La prima, d’ordine generale, lega la pandemia allo stato di salute della Terra, giacché “Tutto si tiene, tutto è connesso […] Il riscaldamento globale ha un impatto fondamentale sulla salute dell’umanità e il SARS-Cov 2 è solo l’ultimo pericolo che ha bussato alla nostra porta” come è stato scritto su La Repubblica del 26 marzo. Diretta conseguenza è l’autoflagellazione – quasi non soffrissimo già abbastanza – sull’infinito elenco delle nostre responsabilità, denunciando i guasti provocati alla natura dai nostri comportamenti, compreso il fatto – ha scritto Augias sulla medesima testata – che “viaggiamo in continuazione” e per giunta “tocchiamo tutto, diamo la mano ai simpatici abitanti del luogo, poi risaliamo su un bel aereo e torniamo a casa”. Mi è difficile immaginare perché non avremmo dovuto farlo.

 

Di più: si denunciano i danni provocati dal progresso scientifico che, par di risentire Greta, “ha rubato il nostro futuro” senza far cenno ai benefici che ha portato specie a chi aveva meno. Pensiamo a cosa sarebbero queste difficili nostre giornate se non potessimo disporre di forniture di energia elettrica non discontinue ed affidabili, che ci consentono di unirci agli altri, di essere informati, di lavorare da casa, di sopravvivere.

 

Nel secondo cerchio possono frasi rientrare gli interventi a là Faith Birol, direttore dell’Agenzia di Parigi, che ha ammonito i governi europei a non farsi ‘distrarre’, sì ha usato questo termine, dal coronavirus, per marciare diritti nella lotta ai cambiamenti climatici (come ho già avuto modo di commentare su questo Blog). La ragione, ha sostenuto, è che il coronavirus è fatto temporaneo (dicesse almeno quando terminerà) mentre il cambiamento climatico è strutturale.

  

Quindi le risorse che dall’Europa o dagli Stati verranno destinate ad arginare la crisi dovranno confluire primariamente verso le nuove tecnologie low-carbon. Parimenti, bisognerà intervenire, è stato sostenuto, a soccorso della ‘prima vittima del coronavirus’ (sic!): il prezzo del carbonio, con una qualche forma di tassazione che ne impedisca l’ulteriore caduta.

 

Ma vi è una terza ottica, ancor più paradossale, di chi è arrivato a proporre di rendere permanente la clausura cui siano costretti. Una qual sorta di “grande prova generale per il prossimo livello del gioco, la missione finale: salvare il pianeta” come ha scritto Alessandro Baricco su Repubblica, neo-convertito alla questione ambientale, non avendone prima che io sappia mai parlato, confermando la denuncia di Amitav Ghosh contro gli intellettuali che mai se ne sono interessati, diversamente da quel che fece nel 1962 Rachel Carson nel suo famoso Silent Spring.

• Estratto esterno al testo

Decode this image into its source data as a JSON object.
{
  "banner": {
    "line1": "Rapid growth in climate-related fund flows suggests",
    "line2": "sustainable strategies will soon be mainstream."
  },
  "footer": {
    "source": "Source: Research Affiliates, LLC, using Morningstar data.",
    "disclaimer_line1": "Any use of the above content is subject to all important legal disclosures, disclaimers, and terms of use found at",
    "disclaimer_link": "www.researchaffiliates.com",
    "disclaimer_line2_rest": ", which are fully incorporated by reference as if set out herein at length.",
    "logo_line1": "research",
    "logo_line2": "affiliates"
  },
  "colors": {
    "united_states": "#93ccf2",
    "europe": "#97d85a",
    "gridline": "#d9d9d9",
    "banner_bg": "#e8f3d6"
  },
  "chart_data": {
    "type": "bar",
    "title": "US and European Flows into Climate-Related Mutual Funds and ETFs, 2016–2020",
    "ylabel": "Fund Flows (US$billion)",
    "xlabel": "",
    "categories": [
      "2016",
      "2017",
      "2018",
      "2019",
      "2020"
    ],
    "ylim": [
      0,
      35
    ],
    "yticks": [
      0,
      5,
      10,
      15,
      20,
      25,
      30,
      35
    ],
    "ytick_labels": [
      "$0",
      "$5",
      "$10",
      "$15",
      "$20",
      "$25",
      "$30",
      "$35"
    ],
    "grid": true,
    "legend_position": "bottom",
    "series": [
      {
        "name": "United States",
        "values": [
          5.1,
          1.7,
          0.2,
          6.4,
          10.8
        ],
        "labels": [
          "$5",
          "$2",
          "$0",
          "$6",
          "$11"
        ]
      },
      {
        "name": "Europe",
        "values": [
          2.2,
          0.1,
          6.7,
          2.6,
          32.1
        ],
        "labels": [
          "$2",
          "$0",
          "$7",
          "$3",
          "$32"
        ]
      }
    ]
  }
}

Dell’dea di Barrico è altresì convinto Stephane Foucart che su Le Monde ha scritto: “sono precisamente questo tipo di misure [la clausura, nda] adottate oggi per fronteggiare il coronavirus che potrebbero domani essere prese per contrastare i due grandi fenomeni che minacciano nel lungo termine la stabilità e la prosperità del mondo: i cambiamenti climatici e l’erosione della biodiversità”.

 

La questione ambientale “riunisce un certo numero di problemi correlati ma non necessariamente coincidenti” – Edoardo Boncinelli

Una risposta a questa congerie di posizioni, proclami, ammonimenti la si può trovare nell’articolo scritto dal genetista Edoardo Boncinelli su Il Corriere della Sera. Dopo aver denunciato “il susseguirsi di notizie catastrofiche di grande richiamo e di isterici appelli a intervenire finché si è ancora in tempo. Una sbilenca e tragi-comica messa in scena dell’Apocalisse” ha evidenziato la necessità di “mettere un po’ d’ordine in questa girandola di notizie e di drammatici proclami” partendo dalla constatazione che la questione ambientale “riunisce un certo numero di problemi correlati ma non necessariamente coincidenti che non è assolutamente lecito confondere l’uno con l’altro”.

 

Farlo, ha proseguito, “non porta a niente e paradossalmente fa perdere di vista il quadro d’assieme. Ma è quello che si fa continuamente mettendo sullo stesso piano i cambiamenti climatici, la crescente scarsità d’acqua, la scomparsa di meravigliosi animali o la presenza di plastica nelle acqua e via discorrendo”. Chiudendo il suo intervento con alcuni aforismi di cui uno mi sembra particolarmente adatto: “La superficialità può causare i danni più profondi”.